Both groups would be focused on the wrong thing, if the VAT rebate kicks in as the Chinese government is planning.
There is little reason to believe that it won’t. The mechanism is simple and the rebate has been adjusted before. From now on exports will be treated as domestic sales and the VAT amount will no longer be returned to exporters.
Put simply, when this happens the ratio of exports to imports changes. Imports, relatively speaking become cheaper, and Chinese exports become expensive relative to products from overseas countries.
The measure is not measured, or timid. China will abolish export tax rebates for 2,800 export items. The textile industry, with miniscule to almost-non-existent profit margins, is set to get hit the hardest. The impact will be felt in textile and garment plants in China, but it will also feed into the high street in overseas countries. China is on your back, and your feet, and possibly your head. Clothing yourself will become more expensive.
This change was not signalled early so the ports in China are currently jam packed with containers waiting to leave before the date. Most didn’t make it. Boston Consulting Group even have a timely report entitled, Surviving the Rip Tide- How To Profit From the Supply Chain Bottleneck’. It looks at the lagging infrastructure in China, but even the authors probably didn’t expect to see the kind of race to export that we saw recently. Of course, if things happen as expected this bottleneck will soon be over.
There have been numerous efforts over the past year to slow down the Chinese economy, such as taxes and slower investment approvals, but finally we may have the magic bullet.
The broad results that are sought are a slowdown in China exports, a reduced trade surplus, a weaker RMB, a shift to higher value added manufacturing, a decline in polluting industries and hopefully a soft landing for the overall economy. That’s a very precise target, even for a magic bullet.
Hiring Impact
So we can expect some pain from this decision and an impact on hiring. The central government expects companies in China to restructure their entire industries, move away from low value added or polluting activities and thus change the way they have traditionally made money.

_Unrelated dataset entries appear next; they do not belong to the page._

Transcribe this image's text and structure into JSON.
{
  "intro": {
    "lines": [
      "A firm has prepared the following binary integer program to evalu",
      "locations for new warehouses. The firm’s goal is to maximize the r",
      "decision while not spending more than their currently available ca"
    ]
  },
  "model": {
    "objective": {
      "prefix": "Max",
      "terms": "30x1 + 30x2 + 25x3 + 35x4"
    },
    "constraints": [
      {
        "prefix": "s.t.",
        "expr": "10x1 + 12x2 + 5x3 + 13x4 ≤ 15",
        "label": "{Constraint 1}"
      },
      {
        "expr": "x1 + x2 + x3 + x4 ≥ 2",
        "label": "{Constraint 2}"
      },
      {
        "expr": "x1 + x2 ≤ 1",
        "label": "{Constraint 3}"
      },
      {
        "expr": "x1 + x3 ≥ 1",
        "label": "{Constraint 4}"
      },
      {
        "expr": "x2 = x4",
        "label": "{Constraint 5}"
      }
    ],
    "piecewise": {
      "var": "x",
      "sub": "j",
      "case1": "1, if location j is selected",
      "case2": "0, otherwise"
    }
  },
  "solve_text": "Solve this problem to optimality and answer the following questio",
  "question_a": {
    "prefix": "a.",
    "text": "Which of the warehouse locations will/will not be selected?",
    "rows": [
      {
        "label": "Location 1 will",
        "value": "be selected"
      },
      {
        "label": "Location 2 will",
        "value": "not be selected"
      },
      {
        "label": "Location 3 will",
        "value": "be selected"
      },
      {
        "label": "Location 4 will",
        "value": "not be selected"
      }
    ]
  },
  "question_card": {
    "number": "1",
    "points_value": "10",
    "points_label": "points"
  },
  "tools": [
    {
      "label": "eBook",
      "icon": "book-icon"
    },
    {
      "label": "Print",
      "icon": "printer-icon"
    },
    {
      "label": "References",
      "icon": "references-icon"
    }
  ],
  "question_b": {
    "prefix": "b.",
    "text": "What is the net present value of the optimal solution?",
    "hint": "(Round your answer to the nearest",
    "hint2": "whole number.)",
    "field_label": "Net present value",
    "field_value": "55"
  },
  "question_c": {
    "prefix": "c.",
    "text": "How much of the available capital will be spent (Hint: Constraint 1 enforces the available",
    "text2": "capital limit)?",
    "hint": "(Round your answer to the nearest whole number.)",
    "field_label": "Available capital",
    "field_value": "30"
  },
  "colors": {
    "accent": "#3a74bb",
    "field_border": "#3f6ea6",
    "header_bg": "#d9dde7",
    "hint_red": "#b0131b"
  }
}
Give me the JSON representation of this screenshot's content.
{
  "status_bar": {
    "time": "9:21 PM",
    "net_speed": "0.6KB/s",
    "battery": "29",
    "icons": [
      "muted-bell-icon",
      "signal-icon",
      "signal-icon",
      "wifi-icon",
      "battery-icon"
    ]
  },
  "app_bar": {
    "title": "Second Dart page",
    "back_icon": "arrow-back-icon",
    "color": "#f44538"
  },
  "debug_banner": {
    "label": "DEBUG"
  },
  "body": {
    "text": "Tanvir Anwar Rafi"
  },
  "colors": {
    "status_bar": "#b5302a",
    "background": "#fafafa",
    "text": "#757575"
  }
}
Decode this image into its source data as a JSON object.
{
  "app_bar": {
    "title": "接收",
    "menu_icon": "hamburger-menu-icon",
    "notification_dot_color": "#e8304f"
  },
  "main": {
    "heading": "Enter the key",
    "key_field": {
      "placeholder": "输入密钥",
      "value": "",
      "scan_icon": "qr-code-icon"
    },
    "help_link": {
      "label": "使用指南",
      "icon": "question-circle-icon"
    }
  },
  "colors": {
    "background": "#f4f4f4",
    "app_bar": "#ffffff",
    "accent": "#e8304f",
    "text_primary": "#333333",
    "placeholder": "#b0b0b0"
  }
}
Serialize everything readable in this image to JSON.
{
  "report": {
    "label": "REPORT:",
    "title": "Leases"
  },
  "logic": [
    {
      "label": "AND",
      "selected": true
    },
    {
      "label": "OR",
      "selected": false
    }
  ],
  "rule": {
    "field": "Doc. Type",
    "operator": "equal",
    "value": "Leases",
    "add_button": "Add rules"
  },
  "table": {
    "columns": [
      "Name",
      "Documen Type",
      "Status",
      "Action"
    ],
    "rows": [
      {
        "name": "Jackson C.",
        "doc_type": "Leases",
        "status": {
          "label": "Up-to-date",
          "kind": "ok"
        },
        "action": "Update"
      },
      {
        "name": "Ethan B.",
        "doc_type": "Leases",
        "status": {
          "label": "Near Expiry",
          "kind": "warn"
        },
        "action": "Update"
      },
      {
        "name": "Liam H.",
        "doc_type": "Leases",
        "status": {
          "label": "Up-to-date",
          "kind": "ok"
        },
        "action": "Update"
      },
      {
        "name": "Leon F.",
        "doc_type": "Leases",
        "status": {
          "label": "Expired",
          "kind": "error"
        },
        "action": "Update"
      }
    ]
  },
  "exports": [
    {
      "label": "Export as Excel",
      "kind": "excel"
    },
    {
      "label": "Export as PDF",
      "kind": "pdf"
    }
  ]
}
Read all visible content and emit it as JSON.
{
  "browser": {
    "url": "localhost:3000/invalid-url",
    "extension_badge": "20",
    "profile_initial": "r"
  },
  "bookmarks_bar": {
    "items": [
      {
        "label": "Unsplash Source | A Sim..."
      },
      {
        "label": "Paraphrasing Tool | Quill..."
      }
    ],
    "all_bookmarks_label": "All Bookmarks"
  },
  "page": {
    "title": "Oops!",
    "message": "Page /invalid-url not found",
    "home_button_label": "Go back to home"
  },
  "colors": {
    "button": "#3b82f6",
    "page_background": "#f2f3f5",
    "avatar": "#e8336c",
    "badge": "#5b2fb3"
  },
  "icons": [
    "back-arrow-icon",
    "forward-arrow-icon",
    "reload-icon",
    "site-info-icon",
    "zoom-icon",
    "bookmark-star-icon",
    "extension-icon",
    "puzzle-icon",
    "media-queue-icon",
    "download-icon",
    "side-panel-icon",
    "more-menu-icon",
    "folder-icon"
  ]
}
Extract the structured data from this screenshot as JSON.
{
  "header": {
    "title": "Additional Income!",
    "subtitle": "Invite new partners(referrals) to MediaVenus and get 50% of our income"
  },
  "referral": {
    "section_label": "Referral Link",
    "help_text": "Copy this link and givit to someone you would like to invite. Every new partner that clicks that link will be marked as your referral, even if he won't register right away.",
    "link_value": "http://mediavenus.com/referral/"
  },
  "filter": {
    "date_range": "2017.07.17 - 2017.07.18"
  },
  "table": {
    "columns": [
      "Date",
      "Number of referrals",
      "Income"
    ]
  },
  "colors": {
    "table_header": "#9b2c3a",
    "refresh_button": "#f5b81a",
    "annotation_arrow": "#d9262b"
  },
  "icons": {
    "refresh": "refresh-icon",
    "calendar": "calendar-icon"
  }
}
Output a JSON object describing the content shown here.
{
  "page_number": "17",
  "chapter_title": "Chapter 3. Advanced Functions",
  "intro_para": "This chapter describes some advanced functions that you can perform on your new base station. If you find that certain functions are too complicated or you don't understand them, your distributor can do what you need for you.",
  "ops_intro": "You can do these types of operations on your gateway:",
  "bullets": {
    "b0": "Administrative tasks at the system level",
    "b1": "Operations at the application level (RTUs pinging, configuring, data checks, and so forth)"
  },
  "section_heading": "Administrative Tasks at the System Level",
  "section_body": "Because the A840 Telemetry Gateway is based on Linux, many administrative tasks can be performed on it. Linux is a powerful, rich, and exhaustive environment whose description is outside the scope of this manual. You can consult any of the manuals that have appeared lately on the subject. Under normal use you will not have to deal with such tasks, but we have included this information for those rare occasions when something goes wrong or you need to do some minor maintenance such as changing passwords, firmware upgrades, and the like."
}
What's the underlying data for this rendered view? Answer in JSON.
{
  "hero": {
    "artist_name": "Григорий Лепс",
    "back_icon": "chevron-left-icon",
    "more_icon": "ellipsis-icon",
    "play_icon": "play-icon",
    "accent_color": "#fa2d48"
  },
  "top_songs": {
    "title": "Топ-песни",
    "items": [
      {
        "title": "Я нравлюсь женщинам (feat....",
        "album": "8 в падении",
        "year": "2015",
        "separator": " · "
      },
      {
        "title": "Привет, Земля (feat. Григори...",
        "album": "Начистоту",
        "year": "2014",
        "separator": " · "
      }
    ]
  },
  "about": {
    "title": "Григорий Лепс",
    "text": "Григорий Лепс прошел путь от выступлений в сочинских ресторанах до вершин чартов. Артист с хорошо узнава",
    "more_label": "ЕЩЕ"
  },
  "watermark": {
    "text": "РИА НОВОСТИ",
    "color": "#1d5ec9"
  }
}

Re-structuring industries and changing the way you make money are hard and long-term. Reducing hiring off the back of fewer exports is not.
So what should we be seeing?. Here’s hoping for a reduction in skills demand and an easing of the burden on hiring departments. Third party suppliers of hiring services should be looking at an easier time finding and closing people. Clients will be harder to get but the work will be easier to deliver. Sendout Ratios should improve, as should Job Offer to Onboarding ratios.
Now we can all exhale … If the current clampdown on the food industry and polluting companies near the Taihu lakeare factored in we could be looking at a perfect storm of slowing influences.
Just don’t expect a huge improvement. If we get lucky, the ideal scenario, which is a soft landing, will transpire and we will all sing the praises of the central government. If it doesn’t, expect the application of another stick.
Having all the carrots you can consume sounds like a great situation to be in but it limits your options massively.